Al-Sadr moved to his office in the nearby holy city of Najaf, in an alley near the city’s holiest shrine.

“I have pledged not to allow a drop of blood to be shed except my own,” al-Sadr said in a statement. “I’m prepared to have my own blood shed for what is holy to me.”

He said he was moving to avoid violence in a mosque. “I feared that the sanctity of a glorious and esteemed mosque would be violated by scum and evil people,” he said. The Americans “will have no qualms to embark on such actions.”

US marines today battled guerrillas on the edge of Fallujah in an operation to crush the insurgency there.

The US military reported five marines and three soldiers killed in operations over the past two days.

The bulk of the coalition force has remained on Fallujah’s edge, apparently held at bay by tough resistance from anti-American fighters against marine forays probing the outskirts of the city in the heart of the violent Sunni Triangle.

American commanders have vowed to root out insurgents after last week’s murder and mutilation of four American civilian security guards.

Scenes of Iraqis dragging charred bodies through the streets and hanging two of them from a bridge raised widespread revulsion and showed the depth of anti-US sentiment in the city.

A force of Marines pushed into an eastern neighbourhood, clashing with guerrillas today. Gunmen carrying automatic weapons were seen in the streets.

Troops broke into houses in the neighbourhood, carrying out searches, and entered a mosque, witnesses said.
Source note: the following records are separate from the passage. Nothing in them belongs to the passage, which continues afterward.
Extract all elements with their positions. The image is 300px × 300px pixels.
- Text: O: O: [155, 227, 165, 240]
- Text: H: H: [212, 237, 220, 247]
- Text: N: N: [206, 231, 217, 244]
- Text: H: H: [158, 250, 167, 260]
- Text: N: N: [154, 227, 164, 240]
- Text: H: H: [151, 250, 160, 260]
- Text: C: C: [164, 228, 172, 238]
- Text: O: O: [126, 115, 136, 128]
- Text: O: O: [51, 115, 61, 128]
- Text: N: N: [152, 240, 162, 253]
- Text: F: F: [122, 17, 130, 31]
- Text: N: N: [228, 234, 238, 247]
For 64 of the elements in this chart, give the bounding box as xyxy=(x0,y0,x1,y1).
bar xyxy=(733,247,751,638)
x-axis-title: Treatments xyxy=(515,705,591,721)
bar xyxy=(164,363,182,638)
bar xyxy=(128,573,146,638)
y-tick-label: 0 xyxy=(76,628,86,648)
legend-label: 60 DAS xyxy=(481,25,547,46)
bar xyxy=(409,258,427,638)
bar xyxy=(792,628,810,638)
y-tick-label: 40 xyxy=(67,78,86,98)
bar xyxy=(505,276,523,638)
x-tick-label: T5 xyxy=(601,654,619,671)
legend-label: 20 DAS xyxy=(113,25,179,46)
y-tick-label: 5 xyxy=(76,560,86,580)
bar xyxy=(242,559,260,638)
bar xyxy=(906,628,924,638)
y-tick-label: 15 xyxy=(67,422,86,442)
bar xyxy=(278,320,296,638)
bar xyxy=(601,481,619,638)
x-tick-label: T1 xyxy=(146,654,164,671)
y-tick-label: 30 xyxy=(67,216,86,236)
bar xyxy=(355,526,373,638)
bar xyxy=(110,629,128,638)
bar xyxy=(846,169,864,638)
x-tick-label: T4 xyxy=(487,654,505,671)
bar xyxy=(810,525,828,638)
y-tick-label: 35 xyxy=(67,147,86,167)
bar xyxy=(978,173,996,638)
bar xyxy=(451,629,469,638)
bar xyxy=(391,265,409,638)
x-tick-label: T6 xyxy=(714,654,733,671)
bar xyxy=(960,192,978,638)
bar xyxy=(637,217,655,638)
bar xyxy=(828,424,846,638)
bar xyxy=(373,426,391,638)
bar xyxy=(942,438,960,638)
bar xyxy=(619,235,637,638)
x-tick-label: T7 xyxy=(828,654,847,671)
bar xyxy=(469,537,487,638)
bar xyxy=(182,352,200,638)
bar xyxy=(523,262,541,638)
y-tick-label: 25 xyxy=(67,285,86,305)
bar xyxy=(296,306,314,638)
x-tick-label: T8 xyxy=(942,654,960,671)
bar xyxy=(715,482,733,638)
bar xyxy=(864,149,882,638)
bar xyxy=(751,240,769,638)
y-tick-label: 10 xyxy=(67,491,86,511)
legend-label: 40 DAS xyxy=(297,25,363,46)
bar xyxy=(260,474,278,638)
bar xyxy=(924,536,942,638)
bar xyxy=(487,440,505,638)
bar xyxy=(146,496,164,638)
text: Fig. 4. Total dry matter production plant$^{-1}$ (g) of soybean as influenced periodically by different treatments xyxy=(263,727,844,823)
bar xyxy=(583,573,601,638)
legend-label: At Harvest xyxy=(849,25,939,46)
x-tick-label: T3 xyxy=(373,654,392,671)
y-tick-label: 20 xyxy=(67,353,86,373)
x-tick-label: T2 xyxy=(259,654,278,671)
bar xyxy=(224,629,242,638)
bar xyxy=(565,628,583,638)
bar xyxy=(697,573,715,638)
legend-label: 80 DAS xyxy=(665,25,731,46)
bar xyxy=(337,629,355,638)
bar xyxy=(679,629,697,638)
The confrontation with al-Sadr and the offensive against Fallujah appeared to be a tougher approach by US forces ahead of the hand over of the country to Iraqi rule.

The offensive against Fallujah, 30 miles west of Baghdad, targets Sunni Muslim insurgents who have been waging a campaign of violence against US forces and their allies for months.

The showdown with al-Sadr could increase tensions with Iraq’s Shi'ite majority, although most Shi'ites reject the 30-year-old al-Sadr as a renegade and look to older, more moderate clerics for leaderships.

US officials appear to be counting on Shi'ites not to rally around al-Sadr if they move against him.

The US revealed yesterday that it is seeking to arrest al-Sadr for the murder of Abdel-Majid al-Khoei, a rival Shiite cleric who was stabbed to death by a mob at a Shi'ite shrine in the Najaf a year ago.

Paul Bremer, the top civilian administrator in Iraq, conceded today not all was going smoothly as the coalition approached the June 30 hand over date.

“We have problems, there’s no hiding that. But basically Iraq is on track to realise the kind of Iraq that Iraqis want and Americans want, which is a democratic Iraq,” he said in Baghdad.

The deaths in the past two days brought to at least 614 the number of Americans killed in Iraq since the war began.

A senior officer in Washington said military commanders have begun studying how they might increase troops in Iraq should violence spread.

Defence Secretary Donald Rumsfeld promised today that American military commanders in Iraq will get additional troops if they request more soldiers to fight a growing Shi'ite uprising.

“They are the ones whose advice we follow on these things,” Rumsfeld said.

“They will decide what they need, and they will get what they need,” Rumsfeld said.

The US has about 135,000 US troops in Iraq.